Sur fond de recherches de solutions politiques, la violence en Algérie se poursuit. Ainsi, au début du mois de septembre, une voiture piégée détruit entièrement l'hôtel d'Angleterre, à Alger ; une bombe dans un restaurant de Staoueli (une station balnéaire près de la capitale) fait 20 morts. Par ailleurs, l'Église catholique d'Algérie est cruellement frappée.

L'Église d'Algérie dans la tragédie

« Nous avons tranché la gorge des sept moines. » C'est en ces termes qu'un communiqué portant le cachet du Groupe islamiste armé, daté du 21 mai, annonce l'assassinat des 7 religieux français enlevés le 27 mars 1996 dans leur monastère de Tibehrine, près de Médéa, dans le sud-ouest d'Alger. Ce massacre, le plus important commis contre les Français en Algérie depuis le début des violences en 1992, est dénoncé par tous les partis politiques algériens, y compris le FIS. En France, l'émotion est immense. L'ensemble des formations politiques françaises appellent à une manifestation de « solidarité et de protestation nationales ». Le dimanche 26 mai, le glas sonne dans toutes les églises de France.

Un nouvel appel est lancé par Paris aux derniers Français résidant en Algérie. Mais l'alternative peut-elle aussi facilement se limiter à rester ou partir ? Rester, c'est exposer sa vie, voire celle des autres. Partir, c'est faire le jeu de ceux qui entendent tirer un trait définitif sur toute trace de présence française en Algérie. En juillet 1994, Mgr Pierre Claverie, archevêque d'Oran, exprimait ce cas de conscience qui se pose aux étrangers : « Faut-il se maintenir à tout prix ? » et il répondait aussitôt en citant ses propres amis musulmans : « N'écoutez pas les sirènes du départ. Restez, nous avons besoin de vous. »
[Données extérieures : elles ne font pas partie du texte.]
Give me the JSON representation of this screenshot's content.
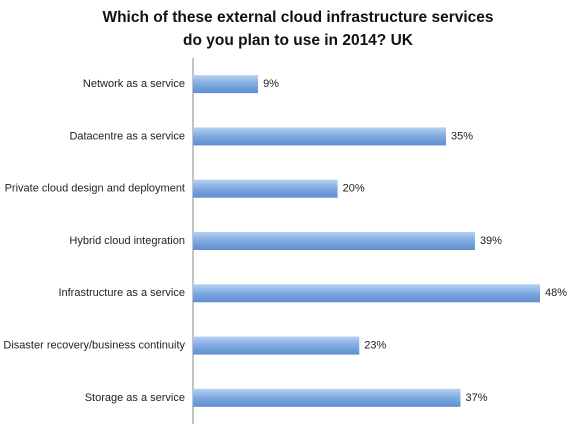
{
  "chart_data": {
    "type": "hbar",
    "title": [
      "Which of these external cloud infrastructure services",
      "do you plan to use in 2014? UK"
    ],
    "categories": [
      "Network as a service",
      "Datacentre as a service",
      "Private cloud design and deployment",
      "Hybrid cloud integration",
      "Infrastructure as a service",
      "Disaster recovery/business continuity",
      "Storage as a service"
    ],
    "values": [
      9,
      35,
      20,
      39,
      48,
      23,
      37
    ],
    "value_labels": [
      "9%",
      "35%",
      "20%",
      "39%",
      "48%",
      "23%",
      "37%"
    ],
    "color": "#7ea9e1"
  }
}
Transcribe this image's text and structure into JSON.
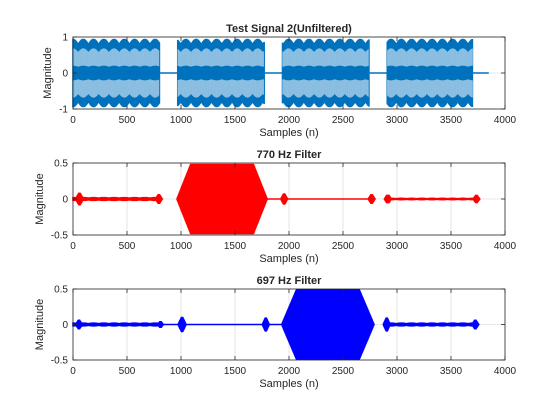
{
  "chart_data": [
    {
      "type": "line",
      "title": "Test Signal 2(Unfiltered)",
      "xlabel": "Samples (n)",
      "ylabel": "Magnitude",
      "xlim": [
        0,
        4000
      ],
      "ylim": [
        -1,
        1
      ],
      "xticks": [
        0,
        500,
        1000,
        1500,
        2000,
        2500,
        3000,
        3500,
        4000
      ],
      "yticks": [
        -1,
        0,
        1
      ],
      "xtick_labels": [
        "0",
        "500",
        "1000",
        "1500",
        "2000",
        "2500",
        "3000",
        "3500",
        "4000"
      ],
      "ytick_labels": [
        "-1",
        "0",
        "1"
      ],
      "grid": true,
      "color": "#0072bd",
      "bursts": [
        {
          "start": 0,
          "end": 800,
          "amplitude": 0.95,
          "ramp": 0,
          "modulation": 0.15,
          "inner": 0.72
        },
        {
          "start": 970,
          "end": 1770,
          "amplitude": 0.95,
          "ramp": 0,
          "modulation": 0.15,
          "inner": 0.72
        },
        {
          "start": 1940,
          "end": 2740,
          "amplitude": 0.95,
          "ramp": 0,
          "modulation": 0.15,
          "inner": 0.72
        },
        {
          "start": 2910,
          "end": 3700,
          "amplitude": 0.95,
          "ramp": 0,
          "modulation": 0.15,
          "inner": 0.72
        }
      ],
      "baseline": [
        {
          "start": 800,
          "end": 970
        },
        {
          "start": 1770,
          "end": 1940
        },
        {
          "start": 2740,
          "end": 2910
        },
        {
          "start": 3700,
          "end": 3850
        }
      ]
    },
    {
      "type": "line",
      "title": "770 Hz Filter",
      "xlabel": "Samples (n)",
      "ylabel": "Magnitude",
      "xlim": [
        0,
        4000
      ],
      "ylim": [
        -0.5,
        0.5
      ],
      "xticks": [
        0,
        500,
        1000,
        1500,
        2000,
        2500,
        3000,
        3500,
        4000
      ],
      "yticks": [
        -0.5,
        0,
        0.5
      ],
      "xtick_labels": [
        "0",
        "500",
        "1000",
        "1500",
        "2000",
        "2500",
        "3000",
        "3500",
        "4000"
      ],
      "ytick_labels": [
        "-0.5",
        "0",
        "0.5"
      ],
      "grid": true,
      "color": "#ff0000",
      "bursts": [
        {
          "start": 0,
          "end": 800,
          "amplitude": 0.03,
          "ramp": 0,
          "modulation": 0.3,
          "inner": 0
        },
        {
          "start": 20,
          "end": 100,
          "amplitude": 0.09,
          "ramp": 35,
          "modulation": 0,
          "inner": 0
        },
        {
          "start": 760,
          "end": 830,
          "amplitude": 0.07,
          "ramp": 30,
          "modulation": 0,
          "inner": 0
        },
        {
          "start": 960,
          "end": 1800,
          "amplitude": 0.49,
          "ramp": 130,
          "modulation": 0,
          "inner": 0
        },
        {
          "start": 1920,
          "end": 1990,
          "amplitude": 0.08,
          "ramp": 30,
          "modulation": 0,
          "inner": 0
        },
        {
          "start": 1990,
          "end": 2740,
          "amplitude": 0.01,
          "ramp": 0,
          "modulation": 0,
          "inner": 0
        },
        {
          "start": 2730,
          "end": 2800,
          "amplitude": 0.07,
          "ramp": 30,
          "modulation": 0,
          "inner": 0
        },
        {
          "start": 2880,
          "end": 2950,
          "amplitude": 0.06,
          "ramp": 25,
          "modulation": 0,
          "inner": 0
        },
        {
          "start": 2950,
          "end": 3700,
          "amplitude": 0.02,
          "ramp": 0,
          "modulation": 0.3,
          "inner": 0
        },
        {
          "start": 3700,
          "end": 3770,
          "amplitude": 0.06,
          "ramp": 30,
          "modulation": 0,
          "inner": 0
        }
      ],
      "baseline": [
        {
          "start": 1800,
          "end": 1920
        }
      ]
    },
    {
      "type": "line",
      "title": "697 Hz Filter",
      "xlabel": "Samples (n)",
      "ylabel": "Magnitude",
      "xlim": [
        0,
        4000
      ],
      "ylim": [
        -0.5,
        0.5
      ],
      "xticks": [
        0,
        500,
        1000,
        1500,
        2000,
        2500,
        3000,
        3500,
        4000
      ],
      "yticks": [
        -0.5,
        0,
        0.5
      ],
      "xtick_labels": [
        "0",
        "500",
        "1000",
        "1500",
        "2000",
        "2500",
        "3000",
        "3500",
        "4000"
      ],
      "ytick_labels": [
        "-0.5",
        "0",
        "0.5"
      ],
      "grid": true,
      "color": "#0000ff",
      "bursts": [
        {
          "start": 0,
          "end": 800,
          "amplitude": 0.03,
          "ramp": 0,
          "modulation": 0.3,
          "inner": 0
        },
        {
          "start": 20,
          "end": 90,
          "amplitude": 0.07,
          "ramp": 30,
          "modulation": 0,
          "inner": 0
        },
        {
          "start": 780,
          "end": 840,
          "amplitude": 0.05,
          "ramp": 25,
          "modulation": 0,
          "inner": 0
        },
        {
          "start": 970,
          "end": 1050,
          "amplitude": 0.11,
          "ramp": 35,
          "modulation": 0,
          "inner": 0
        },
        {
          "start": 1050,
          "end": 1760,
          "amplitude": 0.01,
          "ramp": 0,
          "modulation": 0,
          "inner": 0
        },
        {
          "start": 1750,
          "end": 1820,
          "amplitude": 0.1,
          "ramp": 30,
          "modulation": 0,
          "inner": 0
        },
        {
          "start": 1930,
          "end": 2790,
          "amplitude": 0.5,
          "ramp": 140,
          "modulation": 0,
          "inner": 0
        },
        {
          "start": 2870,
          "end": 2940,
          "amplitude": 0.1,
          "ramp": 30,
          "modulation": 0,
          "inner": 0
        },
        {
          "start": 2940,
          "end": 3700,
          "amplitude": 0.03,
          "ramp": 0,
          "modulation": 0.3,
          "inner": 0
        },
        {
          "start": 3690,
          "end": 3760,
          "amplitude": 0.07,
          "ramp": 30,
          "modulation": 0,
          "inner": 0
        }
      ],
      "baseline": [
        {
          "start": 840,
          "end": 970
        },
        {
          "start": 1820,
          "end": 1930
        }
      ]
    }
  ]
}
Deux ans plus tard, le 1er août 1996, l'archevêque d'Oran est assassiné dans l'explosion d'une bombe près de son domicile. Le décès de Pierre Claverie porte à 19 le nombre de religieux chrétiens tués en Algérie depuis 1993.

Ce meurtre conclut de manière dramatique la visite d'Hervé de Charette, ministre des Affaires étrangères français, venu sur place les 1er et 2 août 1996 « donner un nouveau départ » aux relations entre les deux pays. Ces faits montrent que ni le régime algérien ni les groupes armés n'ont renoncé à faire de la France un des enjeux de leur lutte. Cette évidence est confirmée, une fois de plus de façon macabre, par l'attentat commis à la station du RER Port-Royal du 3 décembre, dont tout porte à croire (la technique est semblable à celle utilisée en France par le groupe responsable des attentats de 1995) qu'il est l'œuvre d'un groupe islamiste armé.

Alger-Paris : la méfiance

Le président de la République française, Jacques Chirac, lors d'une visite officielle à Tunis, en octobre 1995, avait annoncé qu'il doublait quasiment l'aide financière à la Tunisie (de 594 millions à un milliard de francs). Paris, au début de l'année 1996, efface également un milliard de francs de la dette marocaine. En revanche, la France décide de réduire sensiblement son aide à l'Algérie. Cette décision est annoncée le 25 juin 1996. L'enlèvement et la fin tragique des 7 moines de Tibehrine n'auront rien fait pour améliorer les relations de la France avec les autorités militaires algériennes, accusées par Paris d'avoir surtout tenté de préserver leurs propres intérêts plutôt que d'avoir cherché à sauvegarder la vie des otages. Pourtant, la France ne peut se désintéresser de l'Algérie au plan économique. Si ce pays reçoit 1 % seulement des exportations françaises (il est à peine le 26e client de la France), l'excédent réalisé par Paris en Algérie en 1995 s'élève à 6,7 milliards de francs, soit le sixième meilleur solde positif bilatéral. La France est tout particulièrement exportatrice de produits automobiles et pharmaceutiques, et Paris reste, de loin, le premier fournisseur d'Alger.

Il est donc difficile de se désengager de l'Algérie. D'autant qu'à la menace terroriste et aux troubles identitaires qu'elle traverse s'ajoutent les turbulences sociales à venir. Le dimanche 7 juillet 1996, le Premier ministre algérien Ahmed Ouyahia indique que le pays, sur une population de 28 millions d'habitants, compte 2 millions de chômeurs, dont 80 % ont moins de trente ans. Il estime que l'Algérie « traverse actuellement une phase critique » au plan économique. Selon une étude de l'Office national des statistiques (ONS), publiée en septembre 1996, le chômage atteint près de 30 % de la population active.